Salvini perde il suo « referendum »

L’ex premier si riferiva alle elezioni regionali in Emilia Romagna, come di un referendum. Il risultato però non è stato quello che si aspettava, in Emilia vince la sinistra.

L’Emilia Romagna resta alla sinistra

Il candidato governatore del centrosinistra Stefano Bonaccini è stato riconfermato presidente dopo aver ottenuto il 51,4 per cento contro il 43,6 della sua principale avversaria la leghista Lucia Borgonzoni. Matteo Salvini esce sconfitto dunque da quel che lui definiva come un referendum malgrado campagna elettorale martellante delle ultime settimane. La paura era quella dei risultati delle scorse elezioni europee che hanno visto la lega trionfare nella regione da sempre conosciuta come bastione comunista.

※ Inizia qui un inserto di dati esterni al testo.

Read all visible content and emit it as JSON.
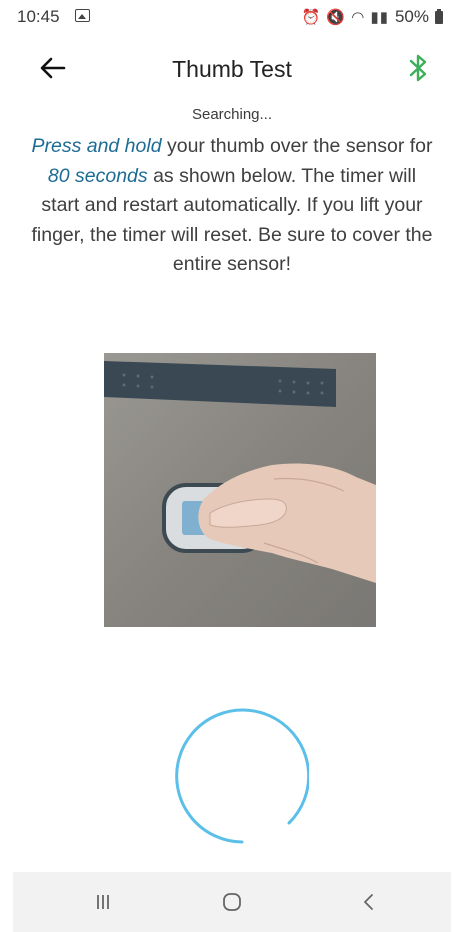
{
  "status_bar": {
    "time": "10:45",
    "battery": "50%",
    "icons": [
      "image-icon",
      "alarm-icon",
      "mute-icon",
      "wifi-icon",
      "signal-icon",
      "signal-icon",
      "battery-icon"
    ]
  },
  "app_bar": {
    "title": "Thumb Test",
    "back_icon": "arrow-left-icon",
    "bluetooth_icon": "bluetooth-icon",
    "bluetooth_color": "#3dae5a"
  },
  "instructions": {
    "status": "Searching...",
    "part1_em": "Press and hold",
    "part2": " your thumb over the sensor for ",
    "part3_em": "80 seconds",
    "part4": " as shown below. The timer will start and restart automatically. If you lift your finger, the timer will reset. Be sure to cover the entire sensor!",
    "emphasis_color": "#1d6c94"
  },
  "spinner": {
    "color": "#5bbfe8"
  },
  "nav_bar": {
    "recent_icon": "recent-apps-icon",
    "home_icon": "home-icon",
    "back_icon": "back-icon"
  }
}
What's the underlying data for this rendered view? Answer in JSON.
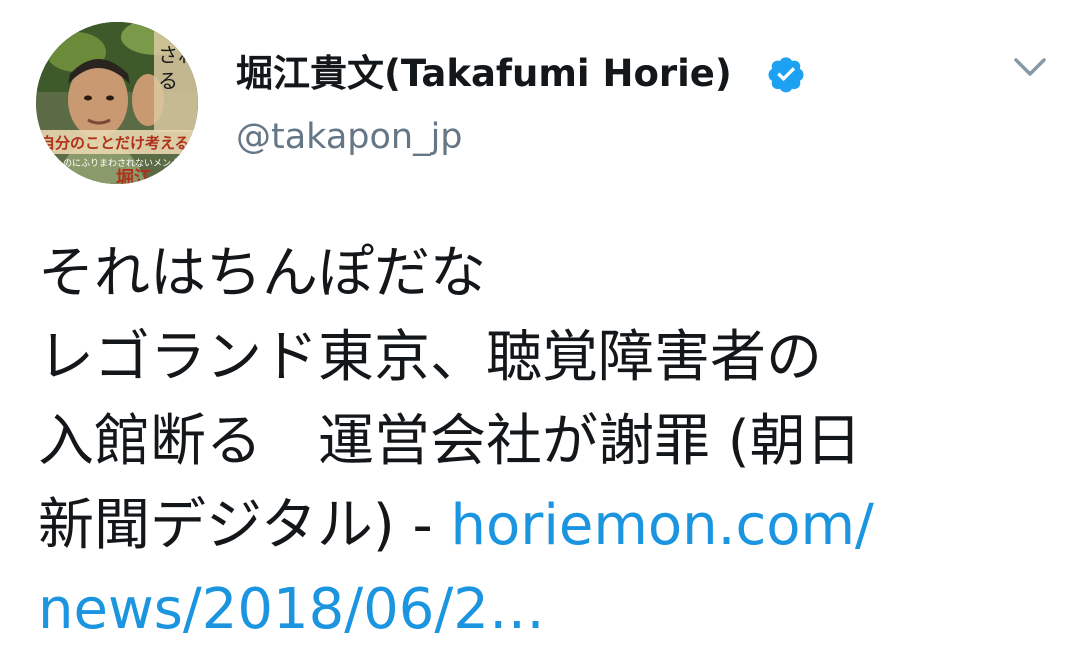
{
  "tweet": {
    "author": {
      "display_name": "堀江貴文(Takafumi Horie)",
      "handle": "@takapon_jp",
      "verified": true,
      "avatar": {
        "icon": "avatar-photo",
        "book_text_1": "されるになれ！",
        "book_text_2": "自分のことだけ考える",
        "book_text_3": "ものにふりまわされないメンタ",
        "book_author": "堀江"
      }
    },
    "menu_icon": "chevron-down-icon",
    "text_lines": [
      "それはちんぽだな",
      "レゴランド東京、聴覚障害者の",
      "入館断る　運営会社が謝罪 (朝日",
      "新聞デジタル) - "
    ],
    "link": {
      "part1": "horiemon.com/",
      "part2": "news/2018/06/2…"
    }
  },
  "colors": {
    "text": "#14171a",
    "secondary_text": "#657786",
    "link": "#1b95e0",
    "verified_badge": "#1da1f2",
    "background": "#ffffff"
  }
}
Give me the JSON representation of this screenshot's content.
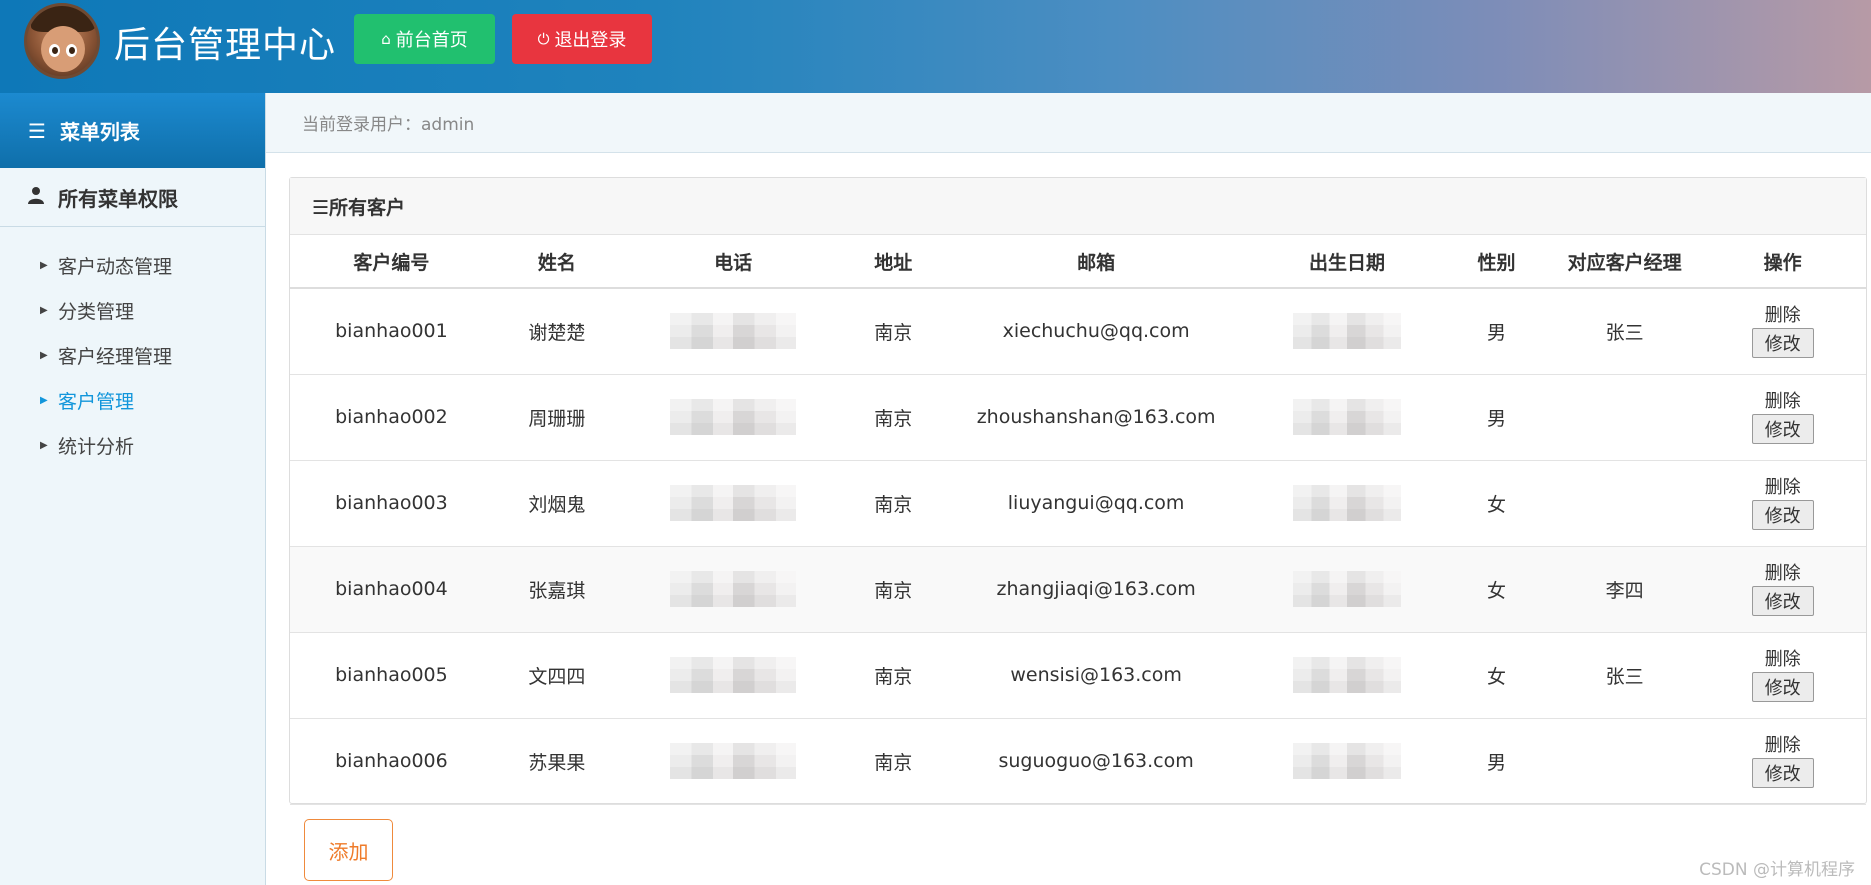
{
  "header": {
    "title": "后台管理中心",
    "home_label": "前台首页",
    "logout_label": "退出登录"
  },
  "sidebar": {
    "heading": "菜单列表",
    "group": "所有菜单权限",
    "items": [
      {
        "label": "客户动态管理",
        "active": false
      },
      {
        "label": "分类管理",
        "active": false
      },
      {
        "label": "客户经理管理",
        "active": false
      },
      {
        "label": "客户管理",
        "active": true
      },
      {
        "label": "统计分析",
        "active": false
      }
    ]
  },
  "topbar": {
    "current_user": "当前登录用户：admin"
  },
  "panel": {
    "title": "☰所有客户",
    "columns": [
      "客户编号",
      "姓名",
      "电话",
      "地址",
      "邮箱",
      "出生日期",
      "性别",
      "对应客户经理",
      "操作"
    ],
    "rows": [
      {
        "id": "bianhao001",
        "name": "谢楚楚",
        "address": "南京",
        "email": "xiechuchu@qq.com",
        "gender": "男",
        "manager": "张三"
      },
      {
        "id": "bianhao002",
        "name": "周珊珊",
        "address": "南京",
        "email": "zhoushanshan@163.com",
        "gender": "男",
        "manager": ""
      },
      {
        "id": "bianhao003",
        "name": "刘烟鬼",
        "address": "南京",
        "email": "liuyangui@qq.com",
        "gender": "女",
        "manager": ""
      },
      {
        "id": "bianhao004",
        "name": "张嘉琪",
        "address": "南京",
        "email": "zhangjiaqi@163.com",
        "gender": "女",
        "manager": "李四"
      },
      {
        "id": "bianhao005",
        "name": "文四四",
        "address": "南京",
        "email": "wensisi@163.com",
        "gender": "女",
        "manager": "张三"
      },
      {
        "id": "bianhao006",
        "name": "苏果果",
        "address": "南京",
        "email": "suguoguo@163.com",
        "gender": "男",
        "manager": ""
      }
    ],
    "delete_label": "删除",
    "edit_label": "修改"
  },
  "add_label": "添加",
  "watermark": "CSDN @计算机程序"
}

Malgrado settimane di testa a testa nei sondaggi, la vittoria di Bonaccini è arrivata grazie anche a un’affluenza record. Il risultato in Emilia era pero atteso un po’ da tutte le forze politiche italiane visto che in molti ne facevano dipendere la sopravvivenza stessa del governo.

 « L’arroganza non paga mai », ha commentato il governatore riconfermato che aggiunge al mantra della campagna elettorale leghista sull’Emilia-Romagna da « liberare »: « Noi eravamo già stati liberati 75 anni fa ».

La Calabria invece sceglie la destra

Discorso diverso invece in Calabria dove è la destra a trionfare. La candidata di Forza Italia, Jole Santelli ottiene il 55,3% contro il 30,1% ottenuto da Pippo Callipo, si ferma al 7,4% Francesco Aiello candidato Cinquestelle.

Il risultato del partito 5 stelle è ancor di più deludente se si conta con la soglia di sbarramento pari all’8, i pentastellati si sono presentatiti con una lista civica ma si fermano al 6,2% dei voti e quindi rischiano di non entrare in Consiglio. Per le altre liste il PD rimane il primo partito con 16,3% dei voti seguiti dalla Lega con 12,1% e infine la coalizione Forza Italia/Fratelli d’Italia che ottengono rispettivamente il 12,8% e l’11,2% dei voti.

Sembra che l’effetto del movimento delle Sardine si stia facendo sentire e la sinistra stia riguadagnando terreno rispetto agli ultimi anni dominati da Lega e 5stelle.